Viva shareholders will receive 1.6 shares of Golden Predator for each Viva share, a 35% premium to the 20-day volume weighted average price, and will hold about 27% of Golden Predator upon completion.
Upon closing, Golden Predator will be managed by William Sheriff as executive chair, James Hesketh as president and CEO, and Mike Maslowski as COO.
In connection with the transaction, Golden Predator has proposed the distribution of 8.6 million shares of C2C Gold to shareholders as a return of capital, which are trading at C17c.
"We strongly believe our shareholders and the communities we operate in will benefit from jurisdictional diversification and the addition of proven mine building expertise at this pivotal time," said Golden Predator Mining executive chair William Sheriff.
Viva Gold president and CEO James Hesketh said the deal brought together "all of the key ingredients required to build a premier junior gold producer".
"Two advanced stage gold development projects ready for permitting and development, exploration upside, excellent mining jurisdictions, strong management skillsets, a solid balance sheet and strong market liquidity," he said.

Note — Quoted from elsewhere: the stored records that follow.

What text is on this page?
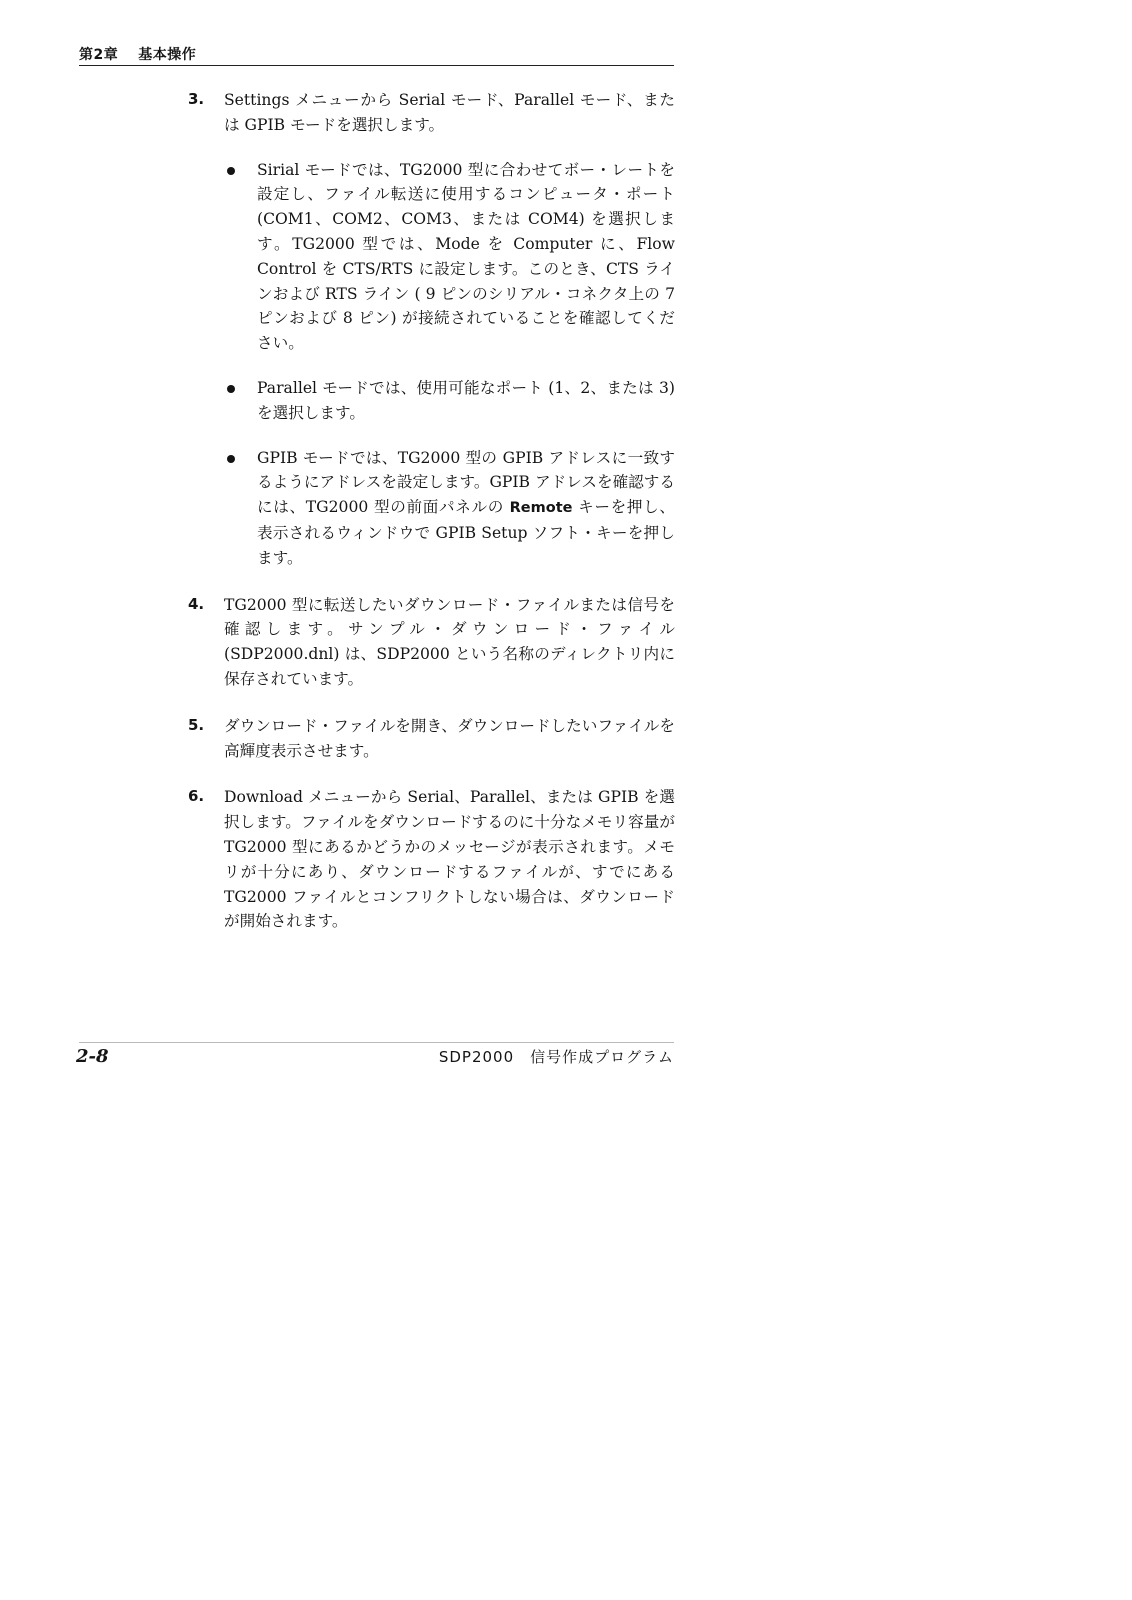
第2章 基本操作
3. Settings メニューから Serial モード、Parallel モード、または GPIB モードを選択します。
Sirial モードでは、TG2000 型に合わせてボー・レートを設定し、ファイル転送に使用するコンピュータ・ポート (COM1、COM2、COM3、または COM4) を選択します。TG2000 型では、Mode を Computer に、Flow Control を CTS/RTS に設定します。このとき、CTS ラインおよび RTS ライン ( 9 ピンのシリアル・コネクタ上の 7 ピンおよび 8 ピン) が接続されていることを確認してください。
Parallel モードでは、使用可能なポート (1、2、または 3) を選択します。
GPIB モードでは、TG2000 型の GPIB アドレスに一致するようにアドレスを設定します。GPIB アドレスを確認するには、TG2000 型の前面パネルの Remote キーを押し、表示されるウィンドウで GPIB Setup ソフト・キーを押します。
4. TG2000 型に転送したいダウンロード・ファイルまたは信号を確認します。サンプル・ダウンロード・ファイル (SDP2000.dnl) は、SDP2000 という名称のディレクトリ内に保存されています。
5. ダウンロード・ファイルを開き、ダウンロードしたいファイルを高輝度表示させます。
6. Download メニューから Serial、Parallel、または GPIB を選択します。ファイルをダウンロードするのに十分なメモリ容量が TG2000 型にあるかどうかのメッセージが表示されます。メモリが十分にあり、ダウンロードするファイルが、すでにある TG2000 ファイルとコンフリクトしない場合は、ダウンロードが開始されます。
2-8	SDP2000　信号作成プログラム
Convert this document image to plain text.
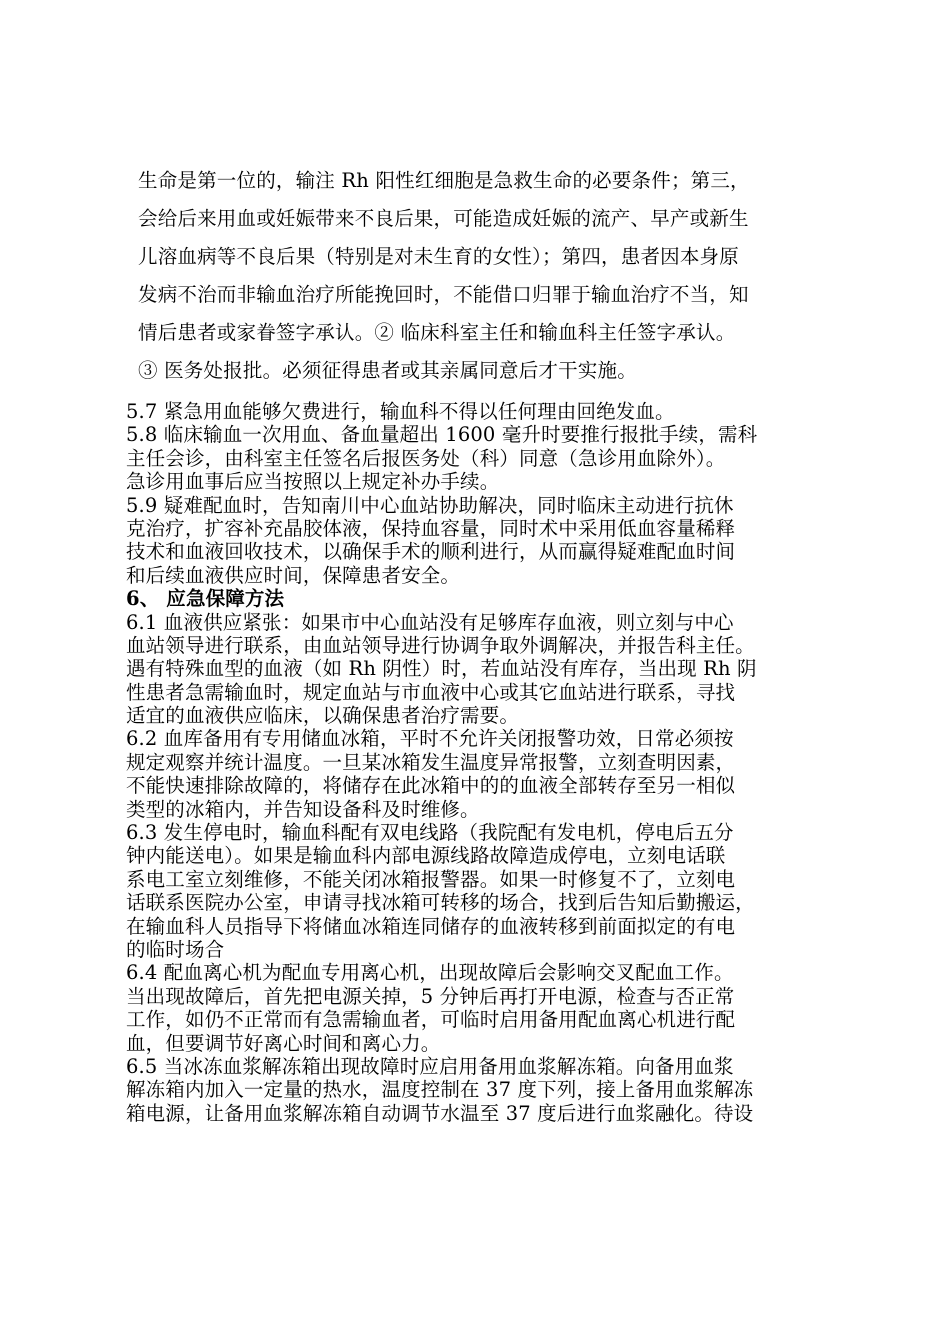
生命是第一位的，输注 Rh 阳性红细胞是急救生命的必要条件；第三，
会给后来用血或妊娠带来不良后果，可能造成妊娠的流产、早产或新生
儿溶血病等不良后果（特别是对未生育的女性）；第四，患者因本身原
发病不治而非输血治疗所能挽回时，不能借口归罪于输血治疗不当，知
情后患者或家眷签字承认。② 临床科室主任和输血科主任签字承认。
③ 医务处报批。必须征得患者或其亲属同意后才干实施。
5.7 紧急用血能够欠费进行，输血科不得以任何理由回绝发血。
5.8 临床输血一次用血、备血量超出 1600 毫升时要推行报批手续，需科
主任会诊，由科室主任签名后报医务处（科）同意（急诊用血除外）。
急诊用血事后应当按照以上规定补办手续。
5.9 疑难配血时，告知南川中心血站协助解决，同时临床主动进行抗休
克治疗，扩容补充晶胶体液，保持血容量，同时术中采用低血容量稀释
技术和血液回收技术，以确保手术的顺利进行，从而赢得疑难配血时间
和后续血液供应时间，保障患者安全。
6、 应急保障方法
6.1 血液供应紧张：如果市中心血站没有足够库存血液，则立刻与中心
血站领导进行联系，由血站领导进行协调争取外调解决，并报告科主任。
遇有特殊血型的血液（如 Rh 阴性）时，若血站没有库存，当出现 Rh 阴
性患者急需输血时，规定血站与市血液中心或其它血站进行联系，寻找
适宜的血液供应临床，以确保患者治疗需要。
6.2 血库备用有专用储血冰箱，平时不允许关闭报警功效，日常必须按
规定观察并统计温度。一旦某冰箱发生温度异常报警，立刻查明因素，
不能快速排除故障的，将储存在此冰箱中的的血液全部转存至另一相似
类型的冰箱内，并告知设备科及时维修。
6.3 发生停电时，输血科配有双电线路（我院配有发电机，停电后五分
钟内能送电）。如果是输血科内部电源线路故障造成停电，立刻电话联
系电工室立刻维修，不能关闭冰箱报警器。如果一时修复不了，立刻电
话联系医院办公室，申请寻找冰箱可转移的场合，找到后告知后勤搬运，
在输血科人员指导下将储血冰箱连同储存的血液转移到前面拟定的有电
的临时场合
6.4 配血离心机为配血专用离心机，出现故障后会影响交叉配血工作。
当出现故障后，首先把电源关掉，5 分钟后再打开电源，检查与否正常
工作，如仍不正常而有急需输血者，可临时启用备用配血离心机进行配
血，但要调节好离心时间和离心力。
6.5 当冰冻血浆解冻箱出现故障时应启用备用血浆解冻箱。向备用血浆
解冻箱内加入一定量的热水，温度控制在 37 度下列，接上备用血浆解冻
箱电源，让备用血浆解冻箱自动调节水温至 37 度后进行血浆融化。待设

The resulting company will have the advanced stage Tonopah gold project in Nevada and the formerly operating Brewery Creek gold mine in Yukon with a combined 1.8 million ounces of measured and indicated heap leachable gold resources, with 800,000oz of inferred resources, with a focus on low-cost, openpit, heap leach production.
The company will have more than $6 million in cash and marketable securities and will aim to realise cost reduction synergies through reduced overhead.
Shares in Golden Predator Mining are trading at 20c, valuing the company at $35 million.
Shares in Viva Gold are trading at 26c, valuing the company at $10 million.